Je me plais à dire ce bonheur moi qui suis si soucieux de masquer mes faibles opinions, de les envelopper soigneusement dans une papier aux atours les plus vifs. Il paraît que les Japonais procèdent ainsi, qu'il est même des cadeaux que l'on conserve sans même les ouvrir tant l'art d'empaqueter est admirable et le contenu (parfois absent !) insignifiant. Ayant maintenant terminé mon civet, je me rends quelque peu compte que j'ai défait en toute hâte le paquet de Lanzmann. A lire quelques critiques sur les blogs, je ne vois plus que papiers fripés, remarques mesquines sur l'absence de générosité du donateur. Un peu plus, je joindrai ma voix à ce concert. Lanzmann suffisant, Lanzmann narcissique, insupportable. Sans compter une polémique qui ne semble pas faire honneur à notre mémorialiste au sujet de Jan Karski, quelques règlements de compte politico-cinématographiques non dénués de fondements puisque l'actualité veut que Shoah soit rediffusé(e) ces jours-ci à la télévision.

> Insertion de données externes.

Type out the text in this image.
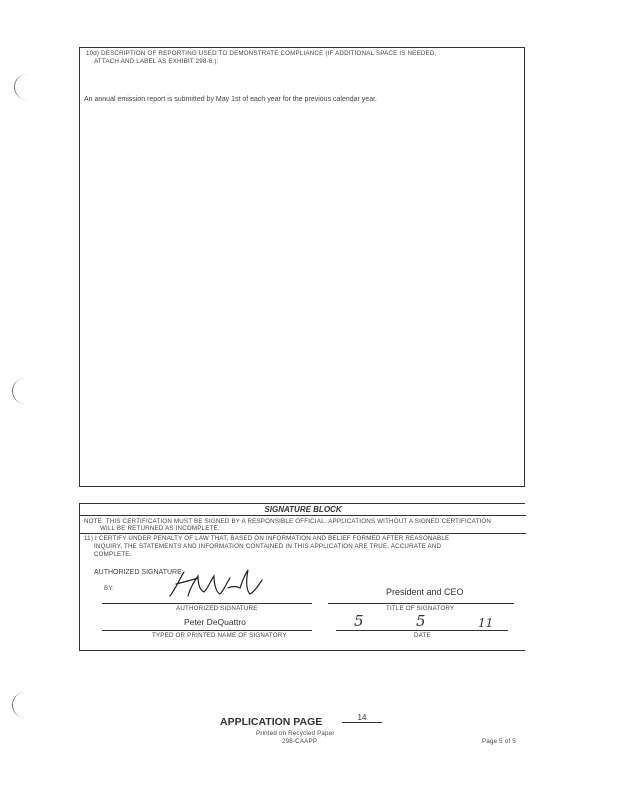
10d) DESCRIPTION OF REPORTING USED TO DEMONSTRATE COMPLIANCE (IF ADDITIONAL SPACE IS NEEDED,
ATTACH AND LABEL AS EXHIBIT 298-6.):
An annual emission report is submitted by May 1st of each year for the previous calendar year.
SIGNATURE BLOCK
NOTE: THIS CERTIFICATION MUST BE SIGNED BY A RESPONSIBLE OFFICIAL. APPLICATIONS WITHOUT A SIGNED CERTIFICATION
WILL BE RETURNED AS INCOMPLETE.
11) I CERTIFY UNDER PENALTY OF LAW THAT, BASED ON INFORMATION AND BELIEF FORMED AFTER REASONABLE
INQUIRY, THE STATEMENTS AND INFORMATION CONTAINED IN THIS APPLICATION ARE TRUE, ACCURATE AND
COMPLETE.
AUTHORIZED SIGNATURE:
BY:
AUTHORIZED SIGNATURE
President and CEO
TITLE OF SIGNATORY
Peter DeQuattro
TYPED OR PRINTED NAME OF SIGNATORY
5	5	11
DATE
APPLICATION PAGE	14
Printed on Recycled Paper
298-CAAPP	Page 5 of 5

Résumer la vie de Lanzmann, Claude ? Résistant courageux, collaborateur de Sartre, sixième époux du Castor, ami d'une flopée d'illustres philosophes, cinéaste... Je n'ai pas le goût des résumés. Le trouble vient selon moi que l'homme est journaliste dans l'âme. Et sans conteste écrivain. Il dicte pour jouir du plaisir que procure "l'objectivation immédiate" (sic) que procure l'ordinateur sans peiner à deux doigts sur un clavier qu'il ne possède pas. Le dispositif est expliqué dès les premières pages. Lanzmann n'est pas sûr de trouver la force pour venir à bout de ce projet. Ce sont donc deux femmes, Juliette et Sarah, qui patientent, "se mettent à frapper" jusqu'à ce qu'il s'embarque pour nous donner à voir l'écrin sur l'écran. Rare sont les écrivains qui se soumettent à la voix. Lanzmann a passé une vie à écrire, une discipline qu'il peine à s'infliger lorsque amoureux de Simone de Beauvoir il oeuvre non loin d'elle. Pourtant, sur tous les sujets, graves ou futiles, alimentaires ou politiques, philosophiques ou mondains, il a écrit. Comme seuls les journalistes peuvent le faire. Ecriture de pure imagination, récréation, re-création, bouche-trou, mensongère par essence, impérieuse, urgente, testimoniale, rewritée. Lue. Lanzmann coupe, abandonne son propos dès qu'il entend qu'il rase. Il vole, il se livre mais se dérobe si le lecteur en a envie. Voici l'homme ! Quel gala ! Une revue aux mille feux (mâles). Un incendie du moi. Lanzmann n'est pas Montaigne. Qui a lu Les Essais d'un bout à l'autre en quelques heures ? Lanzmann n'a de temps que pour cette vie ou tout du moins sa première édition. En un sens, il a cette immense modestie. Il ne croit pas à sa vie sur du papier. Il ne consent à écrire qu'aidé d'une fiction, celle d'un temps arrêté. Il veut une preuve de l'existence : un journal du matin, une phrase déjà écrite d'un maître de la littérature dont il nous épargnera la lecture, une idée de réincarnation dont il ne peut que douter. L'homme sort un lapin de son chapeau : son histoire.